The paper presented by Merlijn Sevenhuijsen and colleagues introduces the tool VEC O GEN, a system designed to fuse LLMs with formal verification methods to automate the creation of verified C programs. This integration aims to address the reliability issues commonly associated with LLM-generated code, particularly in safety-critical applications. LLMs like GPT have inherent prowess in generating syntactic code but often lack the semantic accuracy required for high-assurance domains. By aligning code generation with formal specifications, VEC O GEN ventures into automating program synthesis with verifiable guarantees of correctness.

Methodology and Approach

VEC O GEN implements a two-step iterative process for generating verified C code. Initially, it generates candidate programs based on natural language and formal specifications. These are given in ANSI/ISO C Specification Language (ACSL) and are verified using Frama-C plugins. In cases where candidates fail to meet the required specifications, VEC O GEN iteratively refines these programs. Feedback from a compiler and a formal verifier informs this refinement, thus enhancing the generated code iteratively until a formally verified solution is achieved.

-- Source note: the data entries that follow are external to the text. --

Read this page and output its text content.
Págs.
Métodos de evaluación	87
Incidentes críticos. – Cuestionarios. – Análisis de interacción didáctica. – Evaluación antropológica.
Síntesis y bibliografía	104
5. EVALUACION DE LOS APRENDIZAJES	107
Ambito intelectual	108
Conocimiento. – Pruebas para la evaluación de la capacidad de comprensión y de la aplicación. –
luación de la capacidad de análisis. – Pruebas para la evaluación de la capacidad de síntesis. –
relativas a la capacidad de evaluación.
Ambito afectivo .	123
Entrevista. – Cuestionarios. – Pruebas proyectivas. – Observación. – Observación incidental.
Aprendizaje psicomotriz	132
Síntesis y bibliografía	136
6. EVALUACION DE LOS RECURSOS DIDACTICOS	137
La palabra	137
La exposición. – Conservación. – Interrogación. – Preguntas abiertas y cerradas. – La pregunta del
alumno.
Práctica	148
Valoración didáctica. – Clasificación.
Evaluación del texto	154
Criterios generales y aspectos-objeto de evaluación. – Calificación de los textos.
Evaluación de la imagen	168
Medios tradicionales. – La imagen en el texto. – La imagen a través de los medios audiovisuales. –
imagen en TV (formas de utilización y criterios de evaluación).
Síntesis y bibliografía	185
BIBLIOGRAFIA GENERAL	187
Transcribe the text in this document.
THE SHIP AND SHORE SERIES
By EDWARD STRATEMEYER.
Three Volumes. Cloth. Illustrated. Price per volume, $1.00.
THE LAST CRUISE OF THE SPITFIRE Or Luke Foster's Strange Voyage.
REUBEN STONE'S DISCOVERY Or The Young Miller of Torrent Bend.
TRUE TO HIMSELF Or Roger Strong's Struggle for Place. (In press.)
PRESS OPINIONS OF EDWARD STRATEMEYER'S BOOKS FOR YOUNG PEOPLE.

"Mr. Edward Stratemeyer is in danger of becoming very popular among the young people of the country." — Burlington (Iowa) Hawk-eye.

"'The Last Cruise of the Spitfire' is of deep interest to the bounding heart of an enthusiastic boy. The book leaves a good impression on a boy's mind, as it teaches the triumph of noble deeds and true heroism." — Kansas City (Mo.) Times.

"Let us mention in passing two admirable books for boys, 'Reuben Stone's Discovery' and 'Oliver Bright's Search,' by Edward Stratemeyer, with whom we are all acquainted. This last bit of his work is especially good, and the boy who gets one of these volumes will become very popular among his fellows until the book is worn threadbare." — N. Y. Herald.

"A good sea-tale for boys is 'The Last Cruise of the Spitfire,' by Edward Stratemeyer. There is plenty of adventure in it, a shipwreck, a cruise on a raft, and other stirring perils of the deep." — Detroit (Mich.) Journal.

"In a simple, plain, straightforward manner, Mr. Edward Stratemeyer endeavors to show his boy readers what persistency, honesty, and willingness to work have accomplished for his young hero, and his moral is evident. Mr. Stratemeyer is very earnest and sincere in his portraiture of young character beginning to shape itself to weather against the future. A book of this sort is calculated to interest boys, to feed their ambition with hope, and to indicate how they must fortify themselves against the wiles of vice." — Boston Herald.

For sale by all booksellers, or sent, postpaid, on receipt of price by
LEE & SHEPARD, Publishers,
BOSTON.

The approach highlights leveraging both the weakest precondition (WP) and runtime error (RTE) checks within Frama-C to ascertain program correctness with respect to the ACSL-specified constraints. By doing so, VEC O GEN capitalizes on the strengths of both LLM-generative capabilities and stringent verification techniques.

Evaluation and Findings

The researchers evaluated VEC O GEN using a custom dataset, VECOSET, composed of 15 competitive programming problems from Codeforces. The tool effectively solved 13 out of these 15 problems, demonstrating substantial promise. Initially, nine problems were resolved during the first generation phase, with additional solutions emerging during subsequent refinement iterations. The results signify that the iterative feedback mechanism significantly enhances program correctness and completeness.

This ability to refine and converge upon correct solutions even when initial attempts fail is critical. It reflects the ability of VEC O GEN to adapt and iterate, effectively 'learning' from past errors to guide future attempts more productively.

Implications and Future Work

Practically, the tool presents significant implications for automating program synthesis in safety-critical domains where software defects can lead to substantial risks. VEC O GEN positions itself as a viable automatic code generation tool with reliable correctness guarantees, making it particularly relevant to industries like automotive, aerospace, and healthcare, where software verification is paramount.

Theoretically, the integration of LLMs with formal methods in code generation poses intriguing questions and opportunities for expansion. Future iterations might extend VEC O GEN's scope to handle more complex functions involving loops or incorporate multifaceted data structures. The insights into balancing natural language with formal specifications could also provide pivotal advancements in developing more sophisticated AI-driven development tools.

Conclusion

In conclusion, VEC O GEN represents a significant stride in AI-assisted software engineering. By marrying the generative capabilities of LLMs with the rigorous checks provided by formal verification, it bridges a vital gap in creating reliable, verifiable code automatically. The success of VEC O GEN not only demonstrates the feasibility of such integrated approaches but also encourages further exploration into the nuanced interplay between AI and formal methods in software development. As AI continues to permeate various engineering disciplines, tools like VEC O GEN will be at the forefront, driving innovation while ensuring safety and precision.